The XT has at 110-degree field of view, which was enough to take in my entire living room without too much fisheye distortion. A firmware update during testing seemed to transform an initially fuzzy image to a much clearer one, but the camera had a problem with bright light, whether from the sun or light bulbs, washing out portions of the image. Not surprisingly the best image quality is when I toggled up to the 1080p “enhanced” setting, but that will drain the batteries faster.
The camera’s single infrared light can be adjusted to provide up to 20 feet of night vision. It did a good job generally, but had an issue bouncing off reflective surfaces such as TV screens and chrome car bumpers and back into the lens, obscuring parts of the image. The greater the light’s intensity, the greater the glare. That’s not something you want to confront when you’re trying to identify an intruder.
The camera only records video when it detects motion. You can adjust clip duration from 5- to 60 seconds in the app, though longer recording times are more of a drain on the battery. The passive-infrared detection was very accurate—it only got tripped by humans and animals—and the alerts were timely. Clicking “view” on the notification takes you to the video clip, which you can download, share, or delete from the playback screen.
Video clips themselves are stored on Blink’s cloud servers. Blink doesn’t offer any subscriptions; instead, you get enough free storage for two hours of clips. Once that’s reached, clips are deleted on a first-in, first-out basis to make space.

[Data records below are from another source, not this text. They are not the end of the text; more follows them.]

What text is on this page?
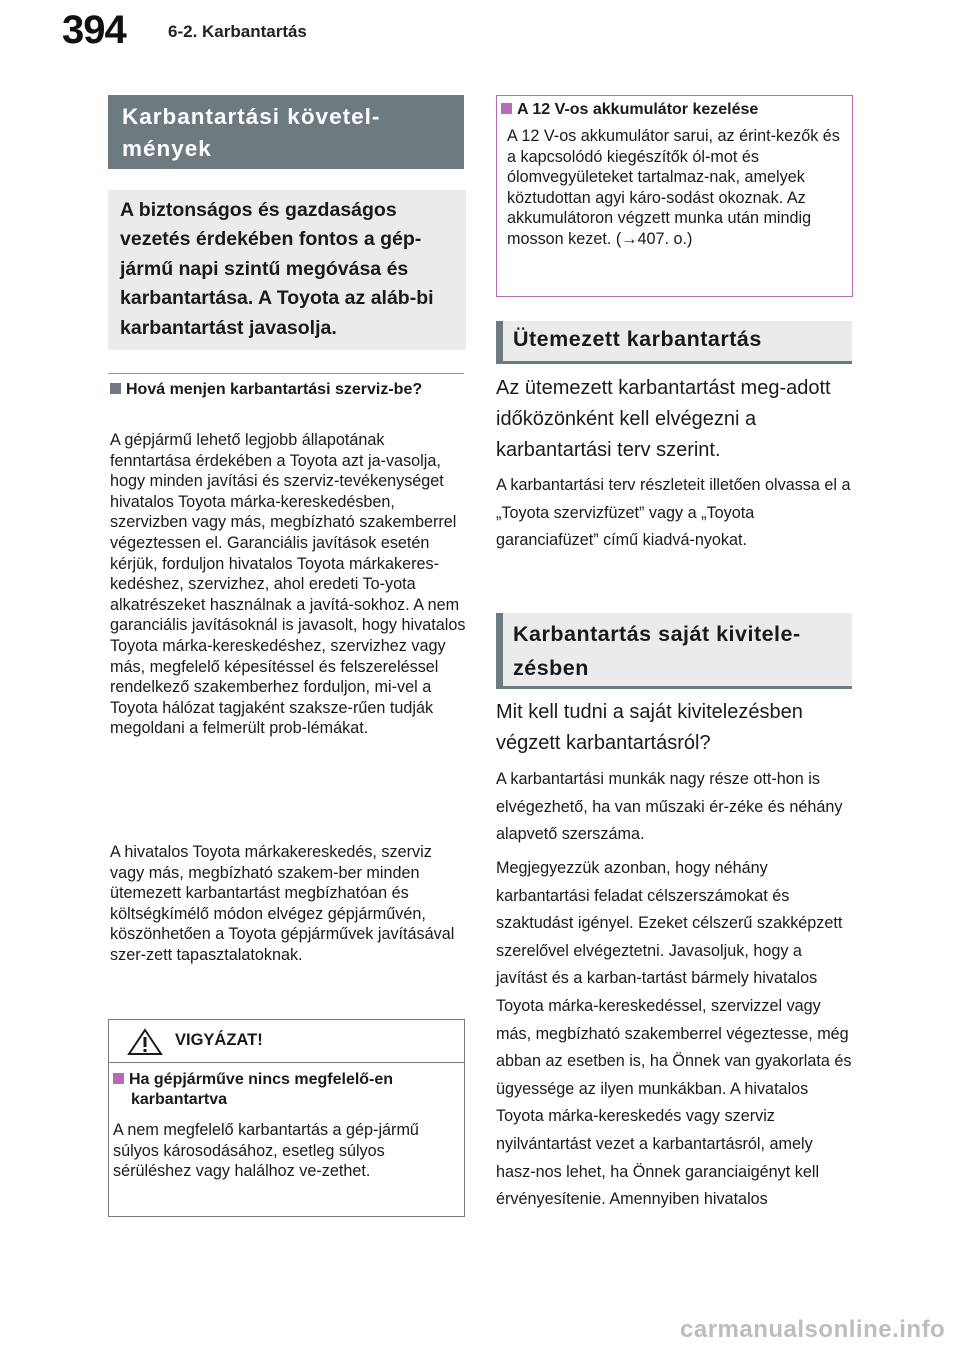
394 6-2. Karbantartás
Karbantartási követel-
mények
A biztonságos és gazdaságos vezetés érdekében fontos a gép-jármű napi szintű megóvása és karbantartása. A Toyota az aláb-bi karbantartást javasolja.
Hová menjen karbantartási szerviz-be?
A gépjármű lehető legjobb állapotának fenntartása érdekében a Toyota azt ja-vasolja, hogy minden javítási és szerviz-tevékenységet hivatalos Toyota márka-kereskedésben, szervizben vagy más, megbízható szakemberrel végeztessen el. Garanciális javítások esetén kérjük, forduljon hivatalos Toyota márkakeres-kedéshez, szervizhez, ahol eredeti To-yota alkatrészeket használnak a javítá-sokhoz. A nem garanciális javításoknál is javasolt, hogy hivatalos Toyota márka-kereskedéshez, szervizhez vagy más, megfelelő képesítéssel és felszereléssel rendelkező szakemberhez forduljon, mi-vel a Toyota hálózat tagjaként szakszе-rűen tudják megoldani a felmerült prob-lémákat.
A hivatalos Toyota márkakereskedés, szerviz vagy más, megbízható szakem-ber minden ütemezett karbantartást megbízhatóan és költségkímélő módon elvégez gépjárművén, köszönhetően a Toyota gépjárművek javításával szer-zett tapasztalatoknak.
VIGYÁZAT!
Ha gépjárműve nincs megfelelő-en karbantartva
A nem megfelelő karbantartás a gép-jármű súlyos károsodásához, esetleg súlyos sérüléshez vagy halálhoz ve-zethet.
A 12 V-os akkumulátor kezelése
A 12 V-os akkumulátor sarui, az érint-kezők és a kapcsolódó kiegészítők ól-mot és ólomvegyületeket tartalmaz-nak, amelyek köztudottan agyi káro-sodást okoznak. Az akkumulátoron végzett munka után mindig mosson kezet. (→407. o.)
Ütemezett karbantartás
Az ütemezett karbantartást meg-adott időközönként kell elvégezni a karbantartási terv szerint.
A karbantartási terv részleteit illetően olvassa el a „Toyota szervizfüzet” vagy a „Toyota garanciafüzet” című kiadvá-nyokat.
Karbantartás saját kivitele-
zésben
Mit kell tudni a saját kivitelezésben végzett karbantartásról?
A karbantartási munkák nagy része ott-hon is elvégezhető, ha van műszaki ér-zéke és néhány alapvető szerszáma.
Megjegyezzük azonban, hogy néhány karbantartási feladat célszerszámokat és szaktudást igényel. Ezeket célszerű szakképzett szerelővel elvégeztetni. Javasoljuk, hogy a javítást és a karban-tartást bármely hivatalos Toyota márka-kereskedéssel, szervizzel vagy más, megbízható szakemberrel végeztesse, még abban az esetben is, ha Önnek van gyakorlata és ügyessége az ilyen munkákban. A hivatalos Toyota márka-kereskedés vagy szerviz nyilvántartást vezet a karbantartásról, amely hasz-nos lehet, ha Önnek garanciaigényt kell érvényesítenie. Amennyiben hivatalos
carmanualsonline.info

The Blink Home Monitor app seems designed with ease-of-use as a priority, as everything you need to control and manage the XT is just a finger-tap or two away. You can turn motion detection on and off, access the video clip library (called the “clip roll”), and check the connection status of the sync module all from the camera app’s home screen.
The bulk of the camera controls, though, are in a settings menu that’s also accessed from the home screen. Here, you can adjust the motion detection sensitivity, change the intensity of the infrared “illuminator,” and toggle between three image quality presets. You can also set hot and cold thresholds for the camera’s temperature sensor and receive alerts when the ambient temperature falls outside this range.

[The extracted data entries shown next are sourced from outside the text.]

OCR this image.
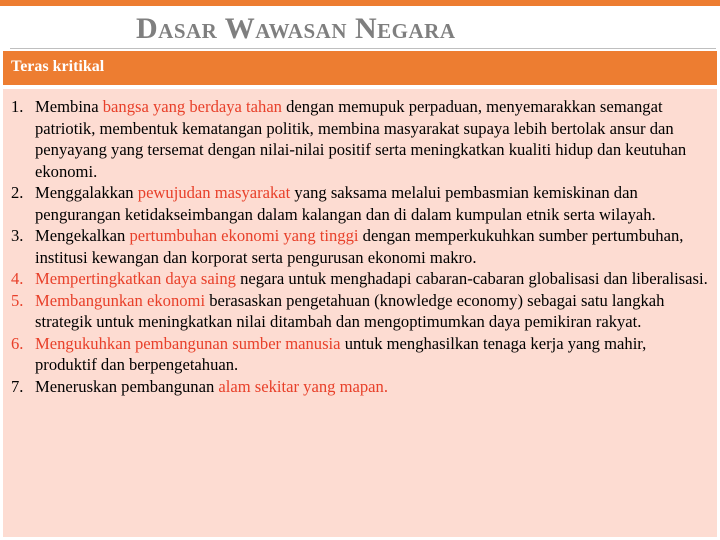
Dasar Wawasan Negara
Teras kritikal
1. Membina bangsa yang berdaya tahan dengan memupuk perpaduan, menyemarakkan semangat patriotik, membentuk kematangan politik, membina masyarakat supaya lebih bertolak ansur dan penyayang yang tersemat dengan nilai-nilai positif serta meningkatkan kualiti hidup dan keutuhan ekonomi.
2. Menggalakkan pewujudan masyarakat yang saksama melalui pembasmian kemiskinan dan pengurangan ketidakseimbangan dalam kalangan dan di dalam kumpulan etnik serta wilayah.
3. Mengekalkan pertumbuhan ekonomi yang tinggi dengan memperkukuhkan sumber pertumbuhan, institusi kewangan dan korporat serta pengurusan ekonomi makro.
4. Mempertingkatkan daya saing negara untuk menghadapi cabaran-cabaran globalisasi dan liberalisasi.
5. Membangunkan ekonomi berasaskan pengetahuan (knowledge economy) sebagai satu langkah strategik untuk meningkatkan nilai ditambah dan mengoptimumkan daya pemikiran rakyat.
6. Mengukuhkan pembangunan sumber manusia untuk menghasilkan tenaga kerja yang mahir, produktif dan berpengetahuan.
7. Meneruskan pembangunan alam sekitar yang mapan.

Integration with other smart home products is pretty limited. You can tell Alexa to arm the camera and to display the feed on your Echo Spot or Echo Show. IFTTT integration allows you to connect the Blink system with Philips Hue smart bulbs.
The Blink XT’s keep-it-simple ethos means there are some common features missing. Some of these are pretty basic and sorely missed, including the ability to zoom into the image and a microphone for two-way talk. And while its image quality is OK, it does have some issues that could potentially interfere with capturing usable forensic evidence. With those caveats, we can say the Blink XT is viable option for anyone who is more concerned with convenience than cutting-edge features. Everyone else should look into some of the more robust options in our security camera guide.